Pumping unit according to Claim 1, wherein the said first and second sleeves (30a, 30b) are locked by means of interference inside one another.
Pumping unit according to Claim 1 or 2, wherein each sleeve (30a, 30b) has a free end projecting axially from the other sleeve (30a, 30b).
Pumping unit according to any one of the preceding claims, wherein each sleeve (30a, 30b) comprises a coupling portion (32) for joining together with the coupling portion (32) of the other sleeve (30a, 30b); each coupling portion being limited by an associated lateral surface (33, 34) substantially coaxial with the longitudinal axis (29).
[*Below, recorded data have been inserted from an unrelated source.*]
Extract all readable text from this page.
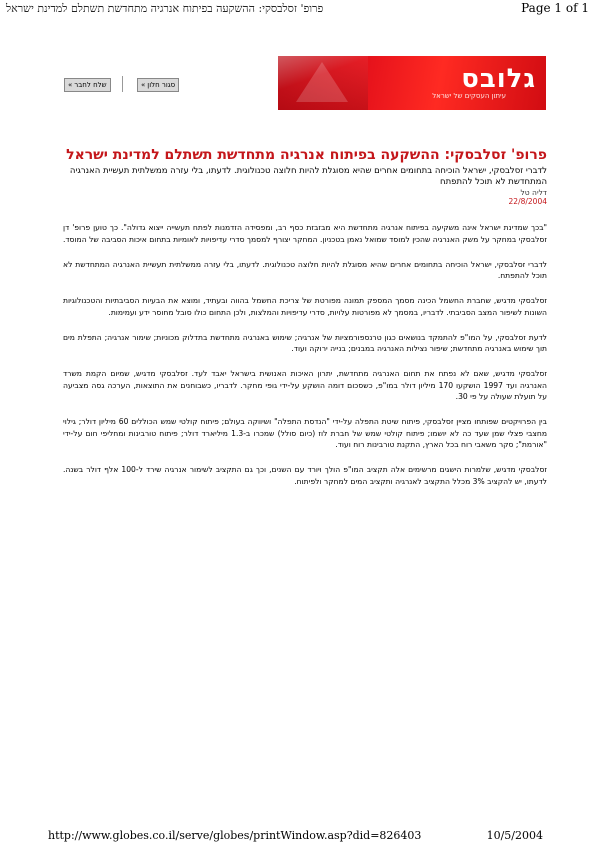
פרופ' זסלבסקי: ההשקעה בפיתוח אנרגיה מתחדשת תשתלם למדינת ישראל	Page 1 of 1
« שלח לחבר	« סגור חלון	גלובס
עיתון העסקים של ישראל
פרופ' זסלבסקי: ההשקעה בפיתוח אנרגיה מתחדשת תשתלם למדינת ישראל
לדברי זסלבסקי, ישראל הוכיחה בתחומים אחרים שהיא מסוגלת להיות חלוצה טכנולוגית. לדעתו, בלי עזרה ממשלתית תעשיית האנרגיה המתחדשת לא תוכל להתפתח
דליה טל
22/8/2004

"בכך שמדינת ישראל אינה משקיעה בפיתוח אנרגיה מתחדשת היא מבזבזת כסף רב, ומפסידה הזדמנות לפתח תעשייה ייצוא גדולה". כך טוען פרופ' דן זסלבסקי במחקר על משק האנרגיה שהכין למוסד שמואל נאמן בטכניון. המחקר יצורף למסמך סדרי עדיפויות לאומיות בתחום איכות הסביבה של המוסד.

לדברי זסלבסקי, ישראל הוכיחה בתחומים אחרים שהיא מסוגלת להיות חלוצה טכנולוגית. לדעתו, בלי עזרה ממשלתית תעשיית האנרגיה המתחדשת לא תוכל להתפתח.

זסלבסקי מדגיש, שחברת החשמל הכינה מסמך המספק תמונה מפורטת של צריכת החשמל בהווה ובעתיד, ומוצא את הבעיות הסביבתיות והטכנולוגיות השונות לשיפור המצב הסביבתי. לדבריו, במסמך לא מפורטות עלויות, סדרי עדיפויות והמלצות, ולכן התחום כולו סובל מחוסר ידע ועמימות.

לדעת זסלבסקי, על המו"פ להתמקד בנושאים כגון טרנספורמציות של אנרגיה; שימוש באנרגיה מתחדשת בתדלוק מכוניות; שימור אנרגיה; התפלת מים תוך שימוש באנרגיה מתחדשת; שיפור נצילות האנרגיה במבנים; בנייה ירוקה ועוד.

זסלבסקי מדגיש, שאם לא נפתח את תחום האנרגיה מתחדשת, יתרון האיכות האנושית בישראל יאבד לעד. זסלבסקי מדגיש, שמיום הקמת משרד האנרגיה ועד 1997 הושקעו 170 מיליון דולר במו"פ, כשסכום דומה הושקע על-ידי גופי מחקר. לדבריו, כשבוחנים את התוצאות, הערכה גסה מצביעה על תועלת שעולה על פי 30.

בין הפרויקטים שפותחו מציין זסלבסקי, פיתוח שיטת התפלה על-ידי "הנדסת התפלה" ושיווקה בעולם; פיתוח קולטי שמש הכוללים 60 מיליון דולר; גילוי מחצבי פצלי שמן שעד כה לא יושמו; פיתוח קולטי שמש של חברת לוז (כיום סולל) שמכרו ב-1.3 מיליארד דולר; פיתוח טורבינות ומחליפי חום על-ידי "אורמת"; סקר משאבי רוח בכל הארץ, התקנת טורבינות רוח ועוד.

זסלבסקי מדגיש, שלמרות הישגים מרשימים אלה תקציב המו"פ הולך ויורד עם השנים, וכך גם התקציב לשימור אנרגיה שירד ל-100 אלף דולר בשנה. לדעתו, יש להקציב 3% מכלל התקציב לאנרגיה ותקציב המים למחקר ולפיתוח.

http://www.globes.co.il/serve/globes/printWindow.asp?did=826403	10/5/2004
Pumping unit according to Claim 4, wherein the valve body (28) has a plurality of through-channels (42) for the fuel; each through-channel (42) being formed in at least one of the said lateral surfaces (33, 34).
Pumping unit according to Claim 5, wherein the through-channels (42) extend parallel to the longitudinal axis (29).
Pumping unit according to any one of the preceding claims, wherein the valve body (28) is screwed into a pump body (8) of the high-pressure pump (6).
Pumping unit according to any one of Claims 1 to 6, wherein the valve body (28) is locked by means of interference inside a pump body (8) of the high-pressure pump (6).
Pumping unit according to any one of the preceding claims, wherein each sleeve (30a, 30b) is made of a material different from the material of the other sleeve (30a, 30b).
Pumping unit according to any one of the preceding claims, wherein the first sleeve (30a) is slidably engaged by the closing member (37) and the second sleeve (30b) is joined together with a pump body (8) of the high-pressure pump (6).
Pumping unit according to Claim 10, wherein the first sleeve (30a) is made of a material having a hardness greater than the hardness of the material of the second sleeve (30b).
Pumping unit according to Claim 10 or 11, wherein the first sleeve (30a) has an inlet (35) for introducing the fuel into the first sleeve (30a) and at least one outlet (36) for drawing the fuel from said first sleeve (30a); the closing member (37) being configured to close the outlets (36) following displacement thereof into the closed position and to open the outlets (36) following a displacement thereof into the open position.